The biggest difference between type I and type II spontaneous action potentials is the behavior during the excitation phase. Type I action potentials can exhibit voltage oscillations, especially when there is a stable limit cycle surrounding the unstable fixed point. Type II action potentials on the other hand do not show this behavior.
Interestingly, the behavior of type I and type II spontaneous action potentials are similar during the initiation phase. There are two ion channel species that contribute to spontaneous initiation. The number of open channels determines the net current \({I_{\rm ion}}(v, m, n)\), and if the net current is increased for enough time, the voltage rises above threshold, generating an action potential. There are two ways to increase the net current: by opening \(\text{Na}^{{+}}\) channels or by closing \(\text{K}^{{+}}\) channels.
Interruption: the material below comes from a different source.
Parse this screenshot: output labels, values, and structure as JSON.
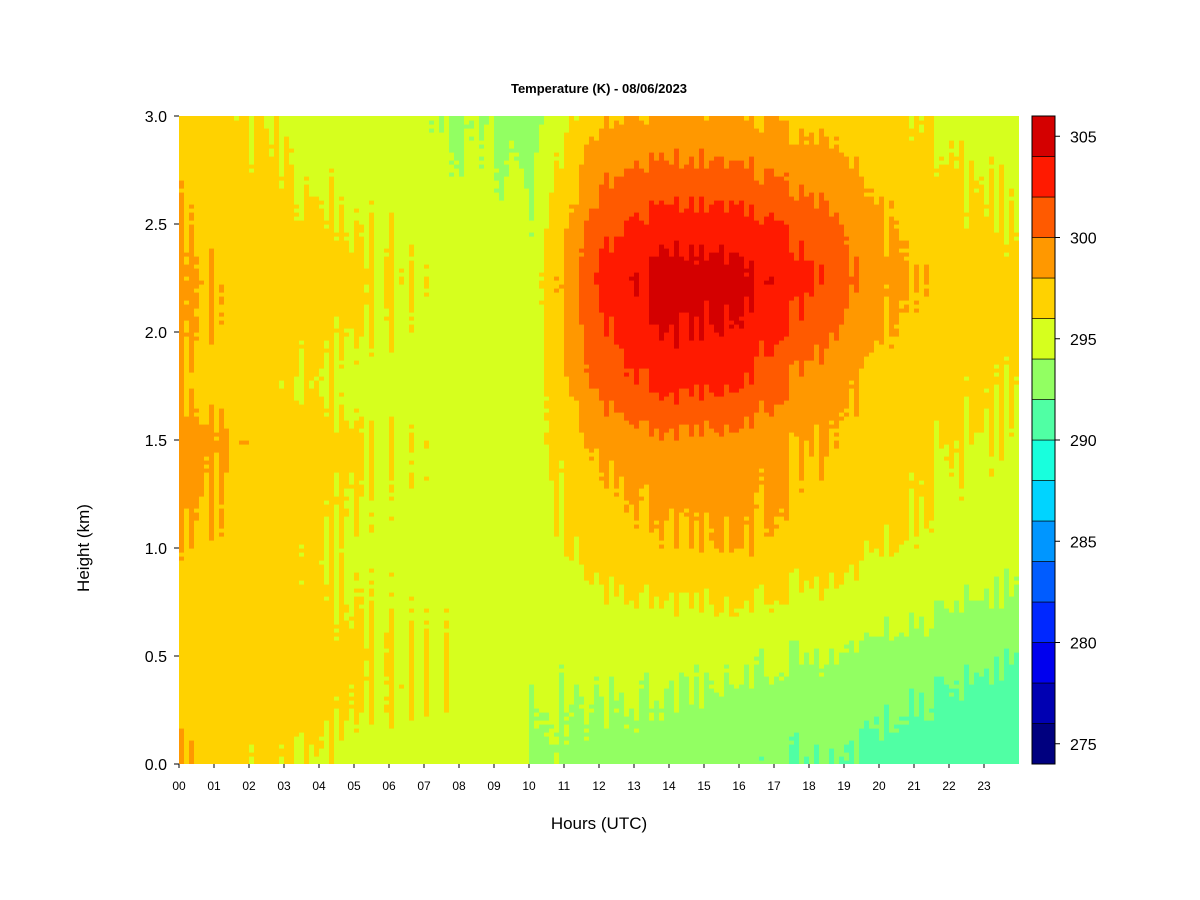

Clearly, the maximum increase in the net current from closing \(\text{K}^{{+}}\) channels occurs when all of the \(\text{K}^{{+}}\) channels are closed. If we fix \(m = 0\) to be constant, removing \(\text{K}^{{+}}\) channel fluctuations and dynamics, the deterministic system becomes \[v' = {I_{\rm ion}}(v, 0, Nx_{\infty}(v)).\] The function \({I_{\rm ion}}(v, 0, Nx_{\infty}(v))\) has cubic-like shape. For \(I_{{\mathrm{app}}} < I_{*}\), there are three fixed points where \(v' = {I_{\rm ion}}(v, 0, Nx_{\infty}(v)) = 0\): two stable separated by one unstable. Only the third fixed point is above the threshold. To generate an action potential, \(\text{Na}^{{+}}\) channel fluctuations are required to increase the voltage from the first fixed point past the second. At \(I_{{\mathrm{app}}} = I_{*}\), the first two fixed points vanish. For \(I_{{\mathrm{app}}} > I_{*}\), only the third fixed point remains, which means that \(\text{K}^{{+}}\) channels alone are capable of initiating an action potential. That is, once all of the \(\text{K}^{{+}}\) channels close, the voltage can deterministically increase above threshold. Fig. \ref{fig:type1a_pp1} shows the \(I_{{\mathrm{app}}}<I_{*}\) case while Fig. \ref{fig:type2a_pp1} shows the \(I_{{\mathrm{app}}}>I_{*}\) case.
Recall that the parameter \({\varphi}= 1/(\epsilon M)\) controls the relative strength of \(\text{Na}^{{+}}\) and \(\text{K}^{{+}}\) channel fluctuation. As \({\varphi}\) decreases (equivalently \(M\) increases with \(\epsilon\) fixed) the \(\text{K}^{{+}}\) channel fluctuations become less significant than \(\text{Na}^{{+}}\) channel fluctuations. For \({\varphi}\) small enough, \(\text{Na}^{{+}}\) channels provide the dominant contribution to spontaneous initiation. It is natural to conclude then that for \({\varphi}\) large enough, \(\text{K}^{{+}}\) channels provide the dominant contribution to spontaneous initiation. Indeed, this is the case when \(I_{{\mathrm{app}}} > I_{*}\). Notice that MPPs leading to action potentials drop below the \(v\)-nullcline in Fig. \ref{fig:type2a_pp2}. If instead we have \(I_{{\mathrm{app}}} < I_{*}\) then \(\text{K}^{{+}}\) channels alone cannot induce an action potential, regardless of how large \({\varphi}\) is.